Desert Island Texts: Micah Chapter 6, verse 8

Desert Island Texts
Desert Island Texts

If you were cast away on an island with just one Jewish text for company, which would you choose?

This week Rabbi Esther Hugenholtz from Sinai Synagogue in Leeds selects: Micah Chapter 6, verse 8

We live in a 140-character world. If it fits in a tweet, a billboard or a 15-second advertisement, we gladly reduce the world’s wisdom to something pithy and possibly trite. But great things come in small packages and the dilemma of bite-sized Torah is not new to the Twitter age.

In the Babylonian Talmud, Tractate Makkot 23b, the Rabbis pose a similar question: is there any way we can distill the essentials of Judaism in, say, 140 characters?

I like the suggestion offered by the prophet Micah (6:8) best: “Higid lecha adam, mah tov, u’mah doresh Adonai mim’cha? Ki im asot mishpat, v’ahavat chesed, v’hatzne’ah lechet im Elohecha” – “It has been told to you, oh human, what is it that the Eternal seeks from you? That you do justly, love mercy and walk humbly with your God.”

There’s so much to say about so short a verse. There’s a balance between the structures of sacred obligation (“it has been told to you”) and the freedoms of audacious enquiry (“that the Eternal seeks from you”).
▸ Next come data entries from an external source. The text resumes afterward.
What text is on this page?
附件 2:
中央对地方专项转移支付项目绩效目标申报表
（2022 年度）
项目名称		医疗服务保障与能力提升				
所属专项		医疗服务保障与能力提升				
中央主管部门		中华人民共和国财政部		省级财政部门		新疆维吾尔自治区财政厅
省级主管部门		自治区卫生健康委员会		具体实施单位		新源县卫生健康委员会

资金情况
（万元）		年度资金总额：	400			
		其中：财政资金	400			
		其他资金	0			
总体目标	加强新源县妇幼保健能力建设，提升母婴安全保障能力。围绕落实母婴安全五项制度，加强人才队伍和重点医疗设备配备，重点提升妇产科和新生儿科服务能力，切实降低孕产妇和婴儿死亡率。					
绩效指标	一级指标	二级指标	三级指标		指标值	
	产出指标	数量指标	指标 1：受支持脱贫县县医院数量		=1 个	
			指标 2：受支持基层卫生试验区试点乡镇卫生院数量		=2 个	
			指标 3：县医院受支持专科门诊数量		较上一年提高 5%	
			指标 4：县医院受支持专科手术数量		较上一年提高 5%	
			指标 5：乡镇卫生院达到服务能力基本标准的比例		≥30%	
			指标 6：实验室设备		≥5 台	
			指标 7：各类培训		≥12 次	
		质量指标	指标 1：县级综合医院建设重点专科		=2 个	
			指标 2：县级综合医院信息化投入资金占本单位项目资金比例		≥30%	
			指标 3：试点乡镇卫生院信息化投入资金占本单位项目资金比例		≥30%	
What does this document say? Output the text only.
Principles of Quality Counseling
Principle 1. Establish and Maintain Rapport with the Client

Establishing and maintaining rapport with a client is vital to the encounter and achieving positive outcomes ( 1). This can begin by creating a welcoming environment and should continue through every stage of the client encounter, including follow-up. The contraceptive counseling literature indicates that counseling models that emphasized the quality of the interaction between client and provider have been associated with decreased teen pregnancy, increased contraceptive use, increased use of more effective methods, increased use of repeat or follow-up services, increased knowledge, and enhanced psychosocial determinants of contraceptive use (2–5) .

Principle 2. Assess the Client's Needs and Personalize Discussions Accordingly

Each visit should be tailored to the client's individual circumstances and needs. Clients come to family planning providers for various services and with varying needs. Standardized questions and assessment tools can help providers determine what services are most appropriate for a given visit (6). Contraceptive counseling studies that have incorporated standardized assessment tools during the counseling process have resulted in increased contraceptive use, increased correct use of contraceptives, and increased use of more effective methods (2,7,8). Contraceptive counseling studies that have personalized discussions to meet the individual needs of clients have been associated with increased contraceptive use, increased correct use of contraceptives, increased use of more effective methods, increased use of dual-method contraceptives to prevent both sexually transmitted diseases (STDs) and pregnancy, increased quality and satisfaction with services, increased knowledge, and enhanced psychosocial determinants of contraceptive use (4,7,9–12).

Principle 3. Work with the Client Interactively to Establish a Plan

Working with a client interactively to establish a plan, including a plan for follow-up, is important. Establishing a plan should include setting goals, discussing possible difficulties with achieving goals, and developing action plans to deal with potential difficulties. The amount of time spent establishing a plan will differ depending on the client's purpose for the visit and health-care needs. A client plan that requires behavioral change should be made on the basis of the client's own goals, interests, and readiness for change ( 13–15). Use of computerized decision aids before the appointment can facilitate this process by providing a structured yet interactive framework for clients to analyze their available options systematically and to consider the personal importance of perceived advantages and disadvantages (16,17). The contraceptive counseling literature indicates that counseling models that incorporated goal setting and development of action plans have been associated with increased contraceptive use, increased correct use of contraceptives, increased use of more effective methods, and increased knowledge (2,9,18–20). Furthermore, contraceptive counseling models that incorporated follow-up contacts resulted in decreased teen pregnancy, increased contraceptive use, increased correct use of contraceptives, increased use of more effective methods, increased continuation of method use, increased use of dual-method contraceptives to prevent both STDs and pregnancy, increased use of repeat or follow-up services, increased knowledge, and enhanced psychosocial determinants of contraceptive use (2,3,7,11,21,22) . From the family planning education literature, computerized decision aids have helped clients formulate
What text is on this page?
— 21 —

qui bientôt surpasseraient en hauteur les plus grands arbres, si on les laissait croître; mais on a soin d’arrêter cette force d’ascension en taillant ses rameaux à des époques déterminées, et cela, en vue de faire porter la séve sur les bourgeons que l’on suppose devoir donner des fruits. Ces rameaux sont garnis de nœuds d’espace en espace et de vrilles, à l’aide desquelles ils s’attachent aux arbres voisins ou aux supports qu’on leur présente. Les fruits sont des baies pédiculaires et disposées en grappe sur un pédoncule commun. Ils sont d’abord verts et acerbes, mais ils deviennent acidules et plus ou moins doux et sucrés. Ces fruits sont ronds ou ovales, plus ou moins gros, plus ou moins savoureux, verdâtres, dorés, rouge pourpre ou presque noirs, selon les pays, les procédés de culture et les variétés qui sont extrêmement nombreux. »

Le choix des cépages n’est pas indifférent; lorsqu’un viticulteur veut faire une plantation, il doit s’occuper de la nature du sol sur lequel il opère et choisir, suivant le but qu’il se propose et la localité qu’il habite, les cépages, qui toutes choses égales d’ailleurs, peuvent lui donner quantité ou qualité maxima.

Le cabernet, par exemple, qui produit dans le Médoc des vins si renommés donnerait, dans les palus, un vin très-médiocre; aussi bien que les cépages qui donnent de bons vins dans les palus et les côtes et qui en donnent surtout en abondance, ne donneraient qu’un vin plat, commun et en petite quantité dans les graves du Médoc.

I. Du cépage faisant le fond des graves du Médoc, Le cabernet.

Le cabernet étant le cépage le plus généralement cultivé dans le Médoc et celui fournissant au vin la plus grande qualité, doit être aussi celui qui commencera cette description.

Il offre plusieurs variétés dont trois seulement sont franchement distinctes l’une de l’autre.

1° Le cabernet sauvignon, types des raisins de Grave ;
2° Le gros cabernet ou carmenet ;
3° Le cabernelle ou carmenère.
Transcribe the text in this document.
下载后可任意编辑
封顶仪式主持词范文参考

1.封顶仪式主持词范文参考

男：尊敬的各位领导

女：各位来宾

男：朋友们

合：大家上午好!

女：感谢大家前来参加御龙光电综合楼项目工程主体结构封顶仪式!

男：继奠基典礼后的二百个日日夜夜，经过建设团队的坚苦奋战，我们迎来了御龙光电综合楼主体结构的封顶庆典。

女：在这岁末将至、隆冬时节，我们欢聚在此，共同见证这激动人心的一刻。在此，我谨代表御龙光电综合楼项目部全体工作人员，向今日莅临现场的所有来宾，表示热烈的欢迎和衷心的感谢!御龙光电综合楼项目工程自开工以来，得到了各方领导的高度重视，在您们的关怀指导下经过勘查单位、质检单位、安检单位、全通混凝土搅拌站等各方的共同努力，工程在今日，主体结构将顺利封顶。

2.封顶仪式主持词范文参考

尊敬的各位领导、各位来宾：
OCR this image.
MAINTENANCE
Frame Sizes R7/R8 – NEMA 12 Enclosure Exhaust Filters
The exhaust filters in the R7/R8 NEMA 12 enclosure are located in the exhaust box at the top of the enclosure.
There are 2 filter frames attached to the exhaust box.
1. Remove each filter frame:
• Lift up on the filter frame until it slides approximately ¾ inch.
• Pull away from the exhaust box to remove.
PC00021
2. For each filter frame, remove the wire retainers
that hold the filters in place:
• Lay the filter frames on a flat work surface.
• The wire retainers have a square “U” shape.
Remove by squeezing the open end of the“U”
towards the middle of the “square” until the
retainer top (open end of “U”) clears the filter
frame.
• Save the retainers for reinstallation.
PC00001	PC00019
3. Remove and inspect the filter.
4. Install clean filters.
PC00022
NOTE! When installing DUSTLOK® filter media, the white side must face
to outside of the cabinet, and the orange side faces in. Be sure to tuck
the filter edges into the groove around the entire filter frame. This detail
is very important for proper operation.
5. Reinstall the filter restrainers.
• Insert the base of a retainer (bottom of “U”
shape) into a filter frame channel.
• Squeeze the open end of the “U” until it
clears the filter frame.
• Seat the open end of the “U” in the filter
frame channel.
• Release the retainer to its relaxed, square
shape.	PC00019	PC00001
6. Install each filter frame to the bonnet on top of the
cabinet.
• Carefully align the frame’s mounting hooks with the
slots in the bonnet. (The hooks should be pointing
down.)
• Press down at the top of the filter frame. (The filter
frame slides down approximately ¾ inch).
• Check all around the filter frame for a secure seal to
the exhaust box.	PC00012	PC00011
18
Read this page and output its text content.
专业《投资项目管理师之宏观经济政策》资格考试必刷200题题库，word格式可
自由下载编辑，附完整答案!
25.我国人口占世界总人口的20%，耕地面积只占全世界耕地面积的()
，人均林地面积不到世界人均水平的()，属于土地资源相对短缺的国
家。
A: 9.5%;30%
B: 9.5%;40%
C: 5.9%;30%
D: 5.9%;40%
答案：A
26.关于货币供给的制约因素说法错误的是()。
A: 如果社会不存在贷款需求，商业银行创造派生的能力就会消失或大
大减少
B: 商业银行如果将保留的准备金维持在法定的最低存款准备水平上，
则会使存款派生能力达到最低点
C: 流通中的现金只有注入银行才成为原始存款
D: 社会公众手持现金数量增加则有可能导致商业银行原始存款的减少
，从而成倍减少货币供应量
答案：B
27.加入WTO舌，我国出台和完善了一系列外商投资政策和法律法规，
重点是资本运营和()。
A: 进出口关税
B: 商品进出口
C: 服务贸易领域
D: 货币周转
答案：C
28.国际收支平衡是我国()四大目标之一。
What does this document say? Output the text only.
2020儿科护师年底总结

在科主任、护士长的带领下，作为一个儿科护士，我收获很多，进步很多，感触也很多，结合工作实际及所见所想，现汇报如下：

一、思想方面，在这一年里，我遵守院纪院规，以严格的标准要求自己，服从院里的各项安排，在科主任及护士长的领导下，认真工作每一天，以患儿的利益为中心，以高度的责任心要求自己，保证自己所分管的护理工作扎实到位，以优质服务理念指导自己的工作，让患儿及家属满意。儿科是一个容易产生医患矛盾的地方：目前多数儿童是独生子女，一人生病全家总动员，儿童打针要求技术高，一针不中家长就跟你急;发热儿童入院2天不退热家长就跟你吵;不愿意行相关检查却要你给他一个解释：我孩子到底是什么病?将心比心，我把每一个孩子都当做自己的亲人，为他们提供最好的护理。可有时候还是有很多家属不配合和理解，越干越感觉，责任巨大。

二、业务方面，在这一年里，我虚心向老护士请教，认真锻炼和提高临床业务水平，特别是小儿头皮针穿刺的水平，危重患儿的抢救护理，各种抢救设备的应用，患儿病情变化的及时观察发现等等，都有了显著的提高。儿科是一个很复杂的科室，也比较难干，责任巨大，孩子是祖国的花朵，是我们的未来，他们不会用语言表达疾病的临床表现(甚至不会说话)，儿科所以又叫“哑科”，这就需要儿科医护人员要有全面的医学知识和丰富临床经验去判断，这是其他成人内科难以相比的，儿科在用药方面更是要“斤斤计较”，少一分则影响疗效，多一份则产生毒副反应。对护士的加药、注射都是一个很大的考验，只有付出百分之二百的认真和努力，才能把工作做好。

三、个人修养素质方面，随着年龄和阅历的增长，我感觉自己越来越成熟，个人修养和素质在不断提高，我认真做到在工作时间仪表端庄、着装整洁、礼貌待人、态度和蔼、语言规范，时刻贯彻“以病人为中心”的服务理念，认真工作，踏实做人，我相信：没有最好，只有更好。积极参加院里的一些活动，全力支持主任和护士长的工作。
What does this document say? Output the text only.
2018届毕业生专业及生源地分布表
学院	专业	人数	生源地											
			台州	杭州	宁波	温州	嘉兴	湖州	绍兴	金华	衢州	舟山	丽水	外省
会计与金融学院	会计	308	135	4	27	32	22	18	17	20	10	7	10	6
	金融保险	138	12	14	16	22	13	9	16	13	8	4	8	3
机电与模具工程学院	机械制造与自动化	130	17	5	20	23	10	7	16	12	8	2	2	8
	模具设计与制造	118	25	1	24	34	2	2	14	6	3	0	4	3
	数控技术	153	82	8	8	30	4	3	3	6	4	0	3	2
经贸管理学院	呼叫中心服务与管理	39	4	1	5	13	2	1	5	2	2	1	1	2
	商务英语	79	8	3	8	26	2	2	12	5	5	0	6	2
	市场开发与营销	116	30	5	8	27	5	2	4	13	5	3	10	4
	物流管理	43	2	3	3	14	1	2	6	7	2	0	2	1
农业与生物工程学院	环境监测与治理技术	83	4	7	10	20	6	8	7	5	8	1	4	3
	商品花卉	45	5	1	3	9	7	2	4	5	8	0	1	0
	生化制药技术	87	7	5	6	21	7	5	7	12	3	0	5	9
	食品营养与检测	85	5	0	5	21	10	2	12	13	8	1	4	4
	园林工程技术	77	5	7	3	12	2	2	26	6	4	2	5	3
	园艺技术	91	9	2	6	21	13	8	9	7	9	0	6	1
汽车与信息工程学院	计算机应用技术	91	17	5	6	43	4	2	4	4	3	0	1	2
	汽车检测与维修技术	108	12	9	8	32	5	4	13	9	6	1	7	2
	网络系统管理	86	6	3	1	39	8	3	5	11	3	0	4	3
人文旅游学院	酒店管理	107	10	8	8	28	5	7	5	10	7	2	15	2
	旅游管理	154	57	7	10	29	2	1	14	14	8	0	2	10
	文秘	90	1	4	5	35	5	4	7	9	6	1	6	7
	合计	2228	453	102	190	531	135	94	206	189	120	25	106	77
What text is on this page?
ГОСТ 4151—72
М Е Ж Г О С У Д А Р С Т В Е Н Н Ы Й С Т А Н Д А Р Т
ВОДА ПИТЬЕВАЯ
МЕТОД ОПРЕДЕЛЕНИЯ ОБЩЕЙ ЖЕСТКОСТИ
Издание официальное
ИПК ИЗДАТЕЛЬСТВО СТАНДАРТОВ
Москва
We cannot live an authentically religious life as (Progressive) Jews without both the commitment and choice that Judaism gives us. Then there’s the deceptively simple moral code: act righteously and temper that ethical imperative by compassion and reflection. Seek to re-establish your relationship to God, others and self. Body, mind and soul are deeply integrated but what matters most as Jews is how we move through the world.

Micah gives us both a self-help manual towards personal integrity and a redemptive vision of global transformation in the space of a tweet! With every encounter at work, home, in the market, through what we say, eat and spend, we can walk the walk. Pretty modern, right?